The Uganda Prisons Service yesterday dispatched a team of investigators to establish the cause of prisoners’ escape from Moroto government prison.

Mr Frank Baine, the Uganda Prisons Service spokesperson, told Daily Monitor that the escape of the prisoners, who fled with guns and ammunition, is a strange incident.

On Wednesday at around 4.30pm, 219 prisoners, who were serving various sentences, escaped from the prison with at least 15 guns and ammunition.

The escapees reportedly broke into the prison armoury and overpowered a guard. 
They grabbed 15 guns and 480 bullets and fled to Mount Moroto, which is less than two kilometres away.
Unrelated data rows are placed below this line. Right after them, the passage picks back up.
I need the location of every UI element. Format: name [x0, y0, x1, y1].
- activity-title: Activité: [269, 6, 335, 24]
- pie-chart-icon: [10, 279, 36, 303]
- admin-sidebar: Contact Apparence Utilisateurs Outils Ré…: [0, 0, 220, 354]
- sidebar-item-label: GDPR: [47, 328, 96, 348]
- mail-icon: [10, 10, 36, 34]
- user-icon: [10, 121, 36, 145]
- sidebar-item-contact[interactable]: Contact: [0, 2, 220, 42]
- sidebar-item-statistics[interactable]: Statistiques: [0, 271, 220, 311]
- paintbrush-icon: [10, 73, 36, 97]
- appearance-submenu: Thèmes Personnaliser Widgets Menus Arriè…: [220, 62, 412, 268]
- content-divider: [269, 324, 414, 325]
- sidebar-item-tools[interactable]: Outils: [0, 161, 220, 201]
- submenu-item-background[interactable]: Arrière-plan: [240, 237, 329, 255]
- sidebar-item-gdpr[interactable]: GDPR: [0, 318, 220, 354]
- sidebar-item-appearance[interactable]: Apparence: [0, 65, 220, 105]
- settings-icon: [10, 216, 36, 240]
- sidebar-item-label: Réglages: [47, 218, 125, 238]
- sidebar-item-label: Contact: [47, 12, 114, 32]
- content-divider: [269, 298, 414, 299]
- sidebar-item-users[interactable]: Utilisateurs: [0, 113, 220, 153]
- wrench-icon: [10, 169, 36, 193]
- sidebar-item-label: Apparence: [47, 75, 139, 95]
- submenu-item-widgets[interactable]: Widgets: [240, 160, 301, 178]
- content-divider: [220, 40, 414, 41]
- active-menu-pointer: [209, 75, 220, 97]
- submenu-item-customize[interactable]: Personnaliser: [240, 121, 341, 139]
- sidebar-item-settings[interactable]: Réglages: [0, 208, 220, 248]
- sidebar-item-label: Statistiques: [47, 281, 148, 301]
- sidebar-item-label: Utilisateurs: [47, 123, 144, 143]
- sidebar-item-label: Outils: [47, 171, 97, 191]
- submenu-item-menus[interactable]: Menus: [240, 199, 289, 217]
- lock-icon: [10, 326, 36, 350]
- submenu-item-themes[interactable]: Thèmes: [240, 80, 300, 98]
One of the officers at the prison, who declined to be named, told Daily Monitor that some time back, they wrote several letters to the headquarters in Kampala about the security of the armoury being in the same compound and building that houses prisoners but received no response.

“If you go to the headquarters and read the files, you will find at least six letters that Moroto prison administration wrote to Kampala, calling for the relocation of the armoury from inside the prisons dormitories to outside but we never got any response,” he said.

One of the inmates, who has one week to finish his three-year sentence, claimed the prisoners had been covertly planning the escape and excluded non-indigenous inmates from the scheme.

“They didn’t want some of us who are not Karimojong to be part of their team because they said the Bantu are not well versed with the geography of Karamoja,” he said, but could not explain how the inmates staying under one roof could discuss such a plan without their colleagues knowing about it.

However, Mr Baine said he was not aware of such information but said the investigation team from the headquarters would establish the truth about the incident.

He said the prisons service have all the details of the escapees, adding that 180 of them had appeared before the General Court Martial and the army has their records.
“We have the records of all those who have escaped from prisons and we shall give all the necessary information to other relevant authorities about those who have escaped,” Mr Baine said.

More troops deployed
By yesterday, more security forces had been deployed to pursue the escapees but no gun had been recovered.
Major Peter Mugisha, the UPDF 3rd Division spokesperson, told Daily Monitor that a joint forces of police, army and Uganda prisons squad were on the ground to track the escapees.

He, however, noted that most of the escapees have hidden guns and they have come down the mountain where they have mixed with the local community.
“We shall get them by all means and they will produce those guns and the rounds of ammunition they took,” he said.